Steven Schoffstall: Three come to mind, uranium being the first. As we talked about, the fundamentals are very strong there. Uranium tends not to move in lockstep with other asset classes to provide some diversification to a portfolio. Very similar to uranium, copper is starting to fall into that story as we're looking at increases in electricity demand.

Finally, I'd say silver is another area where we're seeing a lot of support for the metal moving forward. It tends to do well in periods of geopolitical uncertainty, economic uncertainty, market volatility, currency debasement, and falling interest rates. Those types of volatile environments still make silver not only a critical material but also maintain many of its precious metal qualities.

Thalia Hayden: You mentioned silver. I know Sprott has recently launched the Sprott Active Gold & Silver Miners ETF ticker, GBUG. What can you tell us about how it is managed?
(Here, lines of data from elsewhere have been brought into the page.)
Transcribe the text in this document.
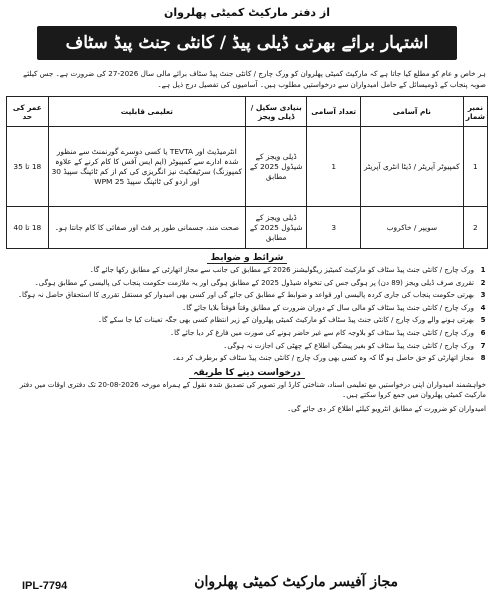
از دفتر مارکیٹ کمیٹی پھلروان
اشتہار برائے بھرتی ڈیلی پیڈ / کانٹی جنٹ پیڈ سٹاف

ہر خاص و عام کو مطلع کیا جاتا ہے کہ مارکیٹ کمیٹی پھلروان کو ورک چارج / کانٹی جنٹ پیڈ سٹاف برائے مالی سال 2026-27 کی ضرورت ہے۔ جس کیلئے صوبہ پنجاب کے ڈومیسائل کے حامل امیدواران سے درخواستیں مطلوب ہیں۔ آسامیوں کی تفصیل درج ذیل ہے۔

نمبر شمار	نام آسامی	تعداد آسامی	بنیادی سکیل / ڈیلی ویجز	تعلیمی قابلیت	عمر کی حد
1	کمپیوٹر آپریٹر / ڈیٹا انٹری آپریٹر	1	ڈیلی ویجز کے شیڈول 2025 کے مطابق	انٹرمیڈیٹ اور TEVTA یا کسی دوسرے گورنمنٹ سے منظور شدہ ادارے سے کمپیوٹر (ایم ایس آفس کا کام کرنے کے علاوہ کمپوزنگ) سرٹیفکیٹ نیز انگریزی کی کم از کم ٹائپنگ سپیڈ 30 اور اردو کی ٹائپنگ سپیڈ 25 WPM	18 تا 35
2	سویپر / خاکروب	3	ڈیلی ویجز کے شیڈول 2025 کے مطابق	صحت مند، جسمانی طور پر فٹ اور صفائی کا کام جانتا ہو۔	18 تا 40
شرائط و ضوابط
1
ورک چارج / کانٹی جنٹ پیڈ سٹاف کو مارکیٹ کمیٹیز ریگولیشنز 2026 کے مطابق کی جانب سے مجاز اتھارٹی کے مطابق رکھا جائے گا۔
2
تقرری صرف ڈیلی ویجز (89 دن) پر ہوگی جس کی تنخواہ شیڈول 2025 کے مطابق ہوگی اور یہ ملازمت حکومت پنجاب کی پالیسی کے مطابق ہوگی۔
3
بھرتی حکومت پنجاب کی جاری کردہ پالیسی اور قواعد و ضوابط کے مطابق کی جائے گی اور کسی بھی امیدوار کو مستقل تقرری کا استحقاق حاصل نہ ہوگا۔
4
ورک چارج / کانٹی جنٹ پیڈ سٹاف کو مالی سال کے دوران ضرورت کے مطابق وقتاً فوقتاً بلایا جائے گا۔
5
بھرتی ہونے والے ورک چارج / کانٹی جنٹ پیڈ سٹاف کو مارکیٹ کمیٹی پھلروان کے زیر انتظام کسی بھی جگہ تعینات کیا جا سکے گا۔
6
ورک چارج / کانٹی جنٹ پیڈ سٹاف کو بلاوجہ کام سے غیر حاضر ہونے کی صورت میں فارغ کر دیا جائے گا۔
7
ورک چارج / کانٹی جنٹ پیڈ سٹاف کو بغیر پیشگی اطلاع کے چھٹی کی اجازت نہ ہوگی۔
8
مجاز اتھارٹی کو حق حاصل ہو گا کہ وہ کسی بھی ورک چارج / کانٹی جنٹ پیڈ سٹاف کو برطرف کر دے۔
درخواست دینے کا طریقہ

خواہشمند امیدواران اپنی درخواستیں مع تعلیمی اسناد، شناختی کارڈ اور تصویر کی تصدیق شدہ نقول کے ہمراہ مورخہ 2026-08-20 تک دفتری اوقات میں دفتر مارکیٹ کمیٹی پھلروان میں جمع کروا سکتے ہیں۔

امیدواران کو ضرورت کے مطابق انٹرویو کیلئے اطلاع کر دی جائے گی۔

مجاز آفیسر مارکیٹ کمیٹی پھلروان
IPL-7794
Steven Schoffstall: GBUG, which we refer to as our first foray into active management. It's a logical extension of our precious metal suite, most recently our Silver Miners & Physical Silver ETF (SLVR) in January. The ETF invests in gold and silver miners, predominantly miners, development, exploration, and royalty-streaming companies.

The portfolio management team can invest in other precious metals, such as platinum and palladium, though we would expect those exposures to be relatively small over time.

The thing that makes this unique, precious metals, is really where Sprott's made a name for itself. The investment team has over a century of experience in the precious metal space. Over that time, they've developed deep relationships within the mining industry, which comes in handy when doing over 200 site visits a year to understand management structures and which management teams have the resources they need to manage the portfolio properly.

They also do up to 30 site visits a year globally, not just in the U.S. and Canada. We have a financial geologist on staff who is very involved with the investment team.

The portfolio management team examines capital structure and management capabilities, as well as sensitivity models that consider changes in costs, the price of the underlying metal, and taxes' impact on the underlying companies.

Thalia Hayden: Sticking with GBUG, how might changes in the geopolitical landscape impact the ETF?

Steven Schoffstall: GBUG is a little unique because it gives you that gold and silver exposure, which have their precious metal qualities, but when you look at silver, it's also a critical material. It's a way to get exposure to both precious metals and critical materials in one ETF. You do get those diversification benefits that we discussed with the precious metals.

Specifically, when you start looking at how gold miners and gold equities stack up relative to the S&P 500, what you'll see is that, in general, gold miners tend to be undervalued by about 40% relative to the S&P 500. They have about 50% higher dividend yield, lower levels of debt, less leverage, and from a profit-margin perspective, it's about 35% higher. I think that having an allocation to both gold and silver does help provide some downside protection potential and gives you that critical materials exposure.

Thalia Hayden: Steve, we learned a lot in this episode. Thank you so much for your timely insights, and keep up the great work.

Steven Schoffstall: Happy to be here. Thanks.

Thalia Hayden: All right, that does it for today's episode of Shifting Energy. Thank you for joining us.